Пелузо, неспособный на неожиданные всплески энергии, старательно выводил вперед Вандеривера — товарища по команде. Остальные, уже распределив роли на последнем километре, гнали, кто как мог.
Смертному, а тем более двоим, невозможно покрыть двадцатиметровый разрыв при столь умопомрачительной скорости. Невероятно, невыполнимо. Десять гонщиков закончили состязание практически одновременно. Победил Вандеривер, следом за ним пронесся короткий пестрый хвост из разъяренных чертей на машинах — мельтешат натруженные ноги, выписывают зигзаги колеса, блестят вспотевшие тела… И где-то поверх этой суматохи парят два спокойных орла, Этторе и Акил.
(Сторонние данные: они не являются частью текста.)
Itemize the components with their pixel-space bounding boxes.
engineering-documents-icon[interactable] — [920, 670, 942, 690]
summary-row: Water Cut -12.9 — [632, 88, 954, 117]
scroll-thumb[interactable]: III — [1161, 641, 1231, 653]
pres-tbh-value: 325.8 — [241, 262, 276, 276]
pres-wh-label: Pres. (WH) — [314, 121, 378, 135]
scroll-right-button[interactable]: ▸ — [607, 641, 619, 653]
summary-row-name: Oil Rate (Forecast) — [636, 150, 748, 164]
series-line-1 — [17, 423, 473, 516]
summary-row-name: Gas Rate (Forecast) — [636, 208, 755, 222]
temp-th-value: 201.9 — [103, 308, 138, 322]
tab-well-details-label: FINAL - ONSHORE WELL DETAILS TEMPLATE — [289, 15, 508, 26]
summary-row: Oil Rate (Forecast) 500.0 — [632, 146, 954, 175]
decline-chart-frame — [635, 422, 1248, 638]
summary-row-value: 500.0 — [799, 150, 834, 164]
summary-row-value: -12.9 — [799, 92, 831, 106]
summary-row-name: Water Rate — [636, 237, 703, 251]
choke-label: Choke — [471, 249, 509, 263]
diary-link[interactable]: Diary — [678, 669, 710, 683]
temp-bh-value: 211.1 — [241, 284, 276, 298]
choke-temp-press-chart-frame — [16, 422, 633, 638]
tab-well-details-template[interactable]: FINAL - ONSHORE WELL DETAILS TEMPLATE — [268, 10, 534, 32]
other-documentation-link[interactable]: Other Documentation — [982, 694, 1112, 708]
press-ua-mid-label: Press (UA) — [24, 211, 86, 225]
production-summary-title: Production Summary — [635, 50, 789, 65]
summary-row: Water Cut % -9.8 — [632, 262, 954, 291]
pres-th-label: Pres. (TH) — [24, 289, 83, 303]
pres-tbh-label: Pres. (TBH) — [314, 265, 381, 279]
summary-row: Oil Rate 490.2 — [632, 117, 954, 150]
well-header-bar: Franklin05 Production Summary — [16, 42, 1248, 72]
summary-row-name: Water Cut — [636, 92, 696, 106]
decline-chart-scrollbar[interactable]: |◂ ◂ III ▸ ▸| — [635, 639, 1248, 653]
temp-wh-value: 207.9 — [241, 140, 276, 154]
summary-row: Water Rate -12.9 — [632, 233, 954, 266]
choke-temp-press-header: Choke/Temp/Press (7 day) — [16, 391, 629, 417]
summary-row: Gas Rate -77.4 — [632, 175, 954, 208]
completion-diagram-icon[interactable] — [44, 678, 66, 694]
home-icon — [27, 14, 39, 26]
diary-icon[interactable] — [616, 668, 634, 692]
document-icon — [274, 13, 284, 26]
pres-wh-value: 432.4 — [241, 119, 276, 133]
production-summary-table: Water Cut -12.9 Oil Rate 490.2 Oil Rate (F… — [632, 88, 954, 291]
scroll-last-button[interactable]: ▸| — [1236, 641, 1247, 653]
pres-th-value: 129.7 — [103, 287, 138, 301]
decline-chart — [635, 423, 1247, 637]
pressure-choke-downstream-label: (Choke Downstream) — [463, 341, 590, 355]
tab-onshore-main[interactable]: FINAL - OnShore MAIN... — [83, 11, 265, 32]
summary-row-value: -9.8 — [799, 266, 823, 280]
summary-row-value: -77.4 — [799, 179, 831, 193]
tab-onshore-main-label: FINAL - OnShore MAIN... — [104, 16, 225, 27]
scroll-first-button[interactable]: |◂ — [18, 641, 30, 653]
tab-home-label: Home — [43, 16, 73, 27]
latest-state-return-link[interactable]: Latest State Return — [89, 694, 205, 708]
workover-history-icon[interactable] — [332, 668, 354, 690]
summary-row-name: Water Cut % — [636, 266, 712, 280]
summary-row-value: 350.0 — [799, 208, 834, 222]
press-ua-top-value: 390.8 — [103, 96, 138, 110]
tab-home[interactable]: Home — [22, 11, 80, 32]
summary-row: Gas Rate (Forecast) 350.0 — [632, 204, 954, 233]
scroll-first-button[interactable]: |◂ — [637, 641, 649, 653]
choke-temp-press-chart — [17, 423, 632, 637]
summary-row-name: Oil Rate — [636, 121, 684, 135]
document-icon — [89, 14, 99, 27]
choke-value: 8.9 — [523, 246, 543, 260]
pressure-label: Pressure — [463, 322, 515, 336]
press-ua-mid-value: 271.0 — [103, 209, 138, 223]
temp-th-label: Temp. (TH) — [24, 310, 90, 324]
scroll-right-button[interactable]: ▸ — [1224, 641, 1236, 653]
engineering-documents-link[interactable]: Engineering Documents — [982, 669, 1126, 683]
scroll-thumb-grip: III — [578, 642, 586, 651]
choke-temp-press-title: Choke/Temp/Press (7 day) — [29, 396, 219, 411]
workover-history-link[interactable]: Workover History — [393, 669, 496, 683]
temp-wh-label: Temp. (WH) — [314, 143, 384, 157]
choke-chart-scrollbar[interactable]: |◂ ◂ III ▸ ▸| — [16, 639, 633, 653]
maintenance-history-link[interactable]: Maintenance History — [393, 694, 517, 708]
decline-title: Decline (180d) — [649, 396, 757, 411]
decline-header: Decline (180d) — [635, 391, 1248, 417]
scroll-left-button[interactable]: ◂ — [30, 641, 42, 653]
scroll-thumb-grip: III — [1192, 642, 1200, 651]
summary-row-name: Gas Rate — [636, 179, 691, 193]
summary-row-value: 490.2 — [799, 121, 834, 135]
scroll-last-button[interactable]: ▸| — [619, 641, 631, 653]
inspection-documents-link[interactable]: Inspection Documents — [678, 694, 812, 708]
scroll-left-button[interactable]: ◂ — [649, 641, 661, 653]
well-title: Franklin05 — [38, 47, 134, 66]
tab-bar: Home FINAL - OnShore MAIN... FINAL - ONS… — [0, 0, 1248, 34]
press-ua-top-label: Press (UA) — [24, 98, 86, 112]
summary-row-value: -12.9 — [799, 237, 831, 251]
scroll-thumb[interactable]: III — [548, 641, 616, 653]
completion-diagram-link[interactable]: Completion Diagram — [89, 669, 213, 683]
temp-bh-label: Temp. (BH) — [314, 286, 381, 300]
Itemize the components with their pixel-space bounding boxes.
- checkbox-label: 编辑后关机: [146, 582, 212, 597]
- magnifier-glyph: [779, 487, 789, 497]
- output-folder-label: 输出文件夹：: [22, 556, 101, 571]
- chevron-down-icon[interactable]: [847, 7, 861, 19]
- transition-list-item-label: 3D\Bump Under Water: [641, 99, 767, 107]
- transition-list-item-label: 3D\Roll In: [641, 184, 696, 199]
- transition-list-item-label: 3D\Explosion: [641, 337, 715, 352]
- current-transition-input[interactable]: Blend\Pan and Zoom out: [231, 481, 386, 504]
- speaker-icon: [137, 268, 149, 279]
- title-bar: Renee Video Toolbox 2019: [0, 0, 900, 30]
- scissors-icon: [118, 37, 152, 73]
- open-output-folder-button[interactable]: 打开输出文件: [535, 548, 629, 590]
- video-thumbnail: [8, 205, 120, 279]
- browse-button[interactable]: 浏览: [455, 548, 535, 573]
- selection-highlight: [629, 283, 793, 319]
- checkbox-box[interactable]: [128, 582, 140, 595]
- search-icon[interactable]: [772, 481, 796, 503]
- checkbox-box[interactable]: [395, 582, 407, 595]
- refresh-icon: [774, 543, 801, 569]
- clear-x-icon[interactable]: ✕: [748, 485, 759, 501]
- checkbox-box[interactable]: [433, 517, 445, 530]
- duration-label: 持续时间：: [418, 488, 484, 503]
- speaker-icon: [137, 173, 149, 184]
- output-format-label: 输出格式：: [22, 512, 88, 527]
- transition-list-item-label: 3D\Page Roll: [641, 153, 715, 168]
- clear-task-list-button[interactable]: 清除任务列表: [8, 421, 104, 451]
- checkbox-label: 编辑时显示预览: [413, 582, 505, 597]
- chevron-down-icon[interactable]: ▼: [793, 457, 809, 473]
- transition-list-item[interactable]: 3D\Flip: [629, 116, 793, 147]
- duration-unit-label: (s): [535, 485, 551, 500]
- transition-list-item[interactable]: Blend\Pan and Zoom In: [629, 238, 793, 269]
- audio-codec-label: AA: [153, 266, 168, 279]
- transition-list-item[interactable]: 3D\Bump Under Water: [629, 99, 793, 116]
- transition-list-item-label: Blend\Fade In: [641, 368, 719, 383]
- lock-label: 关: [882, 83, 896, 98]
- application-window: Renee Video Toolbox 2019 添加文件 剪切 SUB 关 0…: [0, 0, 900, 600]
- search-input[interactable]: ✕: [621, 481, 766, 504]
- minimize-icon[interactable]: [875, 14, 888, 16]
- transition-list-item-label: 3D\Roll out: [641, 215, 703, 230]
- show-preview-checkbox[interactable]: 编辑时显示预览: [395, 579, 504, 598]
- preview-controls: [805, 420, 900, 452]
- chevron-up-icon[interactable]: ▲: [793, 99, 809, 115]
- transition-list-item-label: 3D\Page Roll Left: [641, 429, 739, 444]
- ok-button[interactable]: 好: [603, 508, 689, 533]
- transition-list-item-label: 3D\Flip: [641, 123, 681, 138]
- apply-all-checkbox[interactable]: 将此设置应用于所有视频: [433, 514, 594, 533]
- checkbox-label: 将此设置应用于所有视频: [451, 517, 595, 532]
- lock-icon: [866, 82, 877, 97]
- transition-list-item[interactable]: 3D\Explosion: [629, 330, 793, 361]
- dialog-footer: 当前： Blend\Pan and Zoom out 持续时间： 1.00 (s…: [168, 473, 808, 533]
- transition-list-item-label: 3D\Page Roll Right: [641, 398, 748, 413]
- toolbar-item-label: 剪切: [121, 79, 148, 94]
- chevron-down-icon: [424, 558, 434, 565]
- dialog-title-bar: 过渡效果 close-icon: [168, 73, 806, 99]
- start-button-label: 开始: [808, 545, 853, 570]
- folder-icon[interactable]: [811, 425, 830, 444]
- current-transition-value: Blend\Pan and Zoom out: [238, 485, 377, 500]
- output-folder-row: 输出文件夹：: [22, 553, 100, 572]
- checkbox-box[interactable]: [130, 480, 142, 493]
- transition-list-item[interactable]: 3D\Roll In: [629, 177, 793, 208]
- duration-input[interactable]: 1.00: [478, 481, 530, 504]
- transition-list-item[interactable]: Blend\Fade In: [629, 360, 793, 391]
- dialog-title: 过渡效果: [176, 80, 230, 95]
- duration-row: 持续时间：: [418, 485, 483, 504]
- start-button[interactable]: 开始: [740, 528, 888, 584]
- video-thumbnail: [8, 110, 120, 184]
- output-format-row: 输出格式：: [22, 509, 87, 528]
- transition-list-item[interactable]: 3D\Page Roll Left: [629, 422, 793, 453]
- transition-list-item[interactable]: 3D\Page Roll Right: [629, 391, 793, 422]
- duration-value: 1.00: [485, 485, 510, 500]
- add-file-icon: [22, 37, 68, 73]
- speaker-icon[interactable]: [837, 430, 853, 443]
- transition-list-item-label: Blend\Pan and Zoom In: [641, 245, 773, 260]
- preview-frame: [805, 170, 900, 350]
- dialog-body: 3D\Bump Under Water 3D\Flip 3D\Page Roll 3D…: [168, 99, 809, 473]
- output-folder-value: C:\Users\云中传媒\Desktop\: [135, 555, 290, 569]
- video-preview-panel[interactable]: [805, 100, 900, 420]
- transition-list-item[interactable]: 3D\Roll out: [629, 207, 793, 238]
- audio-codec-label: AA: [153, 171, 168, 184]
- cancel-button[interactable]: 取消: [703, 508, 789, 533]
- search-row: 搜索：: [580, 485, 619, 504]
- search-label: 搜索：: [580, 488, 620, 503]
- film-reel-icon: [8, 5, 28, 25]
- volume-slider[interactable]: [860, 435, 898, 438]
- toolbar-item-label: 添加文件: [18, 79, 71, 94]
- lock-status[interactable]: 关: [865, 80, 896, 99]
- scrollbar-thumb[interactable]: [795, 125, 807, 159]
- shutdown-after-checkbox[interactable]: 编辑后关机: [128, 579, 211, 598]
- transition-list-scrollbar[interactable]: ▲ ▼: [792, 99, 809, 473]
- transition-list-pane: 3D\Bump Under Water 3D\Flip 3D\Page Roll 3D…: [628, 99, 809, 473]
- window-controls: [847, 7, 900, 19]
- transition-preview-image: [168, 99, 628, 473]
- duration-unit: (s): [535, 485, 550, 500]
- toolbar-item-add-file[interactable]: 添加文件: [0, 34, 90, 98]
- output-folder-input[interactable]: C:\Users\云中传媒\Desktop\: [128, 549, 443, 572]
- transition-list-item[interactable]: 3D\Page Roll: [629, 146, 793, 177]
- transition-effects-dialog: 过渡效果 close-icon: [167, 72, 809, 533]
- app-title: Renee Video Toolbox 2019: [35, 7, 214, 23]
Расслабленные, с грациозно изогнутыми спинами, уверенно рассекающие воздух. Есть фото, на котором вы можете увидеть, как их передние «трубки» целуют велосипед Пелузо в точности над финишной прямой.
Страшно представить, какую же скорость они должны были набрать под конец, если на лету обогнули с обеих сторон гусиное стадо спринтеров и через двадцать метров промчались мимо самого Вандеривера, воздевшего руки в победном жесте. Знаете, от подобной аккуратности — если оставаться в рамках того, что называется «справедливым арбитражем» — волосы на затылке поднимаются дыбом.
* * *
Азафран, как всегда, старался поддерживать патрона в хорошем расположении духа. Если вдуматься, унывать-то было не из-за чего. В Альпах Акил пришел четвертым, а именно одной минутой и пятнадцатью секундами позже Тисса. Многие и не мечтают о подобных результатах. К тому же в гонке у Бесансон Саенц явил прямо-таки пугающие запасы сил и выносливости, разметав лидирующую группу, словно кучу осенних листьев.
Только, на беду, почти все сказанное относилось и к Барису. Разница между ними возникала разве что во время спринта по ровной местности, да и то на несколько молниеносных секунд — вперед вырывался то один, то другой. Пройдя Альпы плечом к плечу, прославленные гонщики финишировали вместе; Этторе отстал буквально на мгновение.
— В чем дело, шут тебя дери? — осведомился Патруль, когда друзья удалились в свой номер.
Это было после ужина, в течение которого команда, по обыкновению, собиралась обсудить тактику предстоящего этапа. Акил предпочел отмолчаться, проявив полное неуважение, если не презрение к товарищам.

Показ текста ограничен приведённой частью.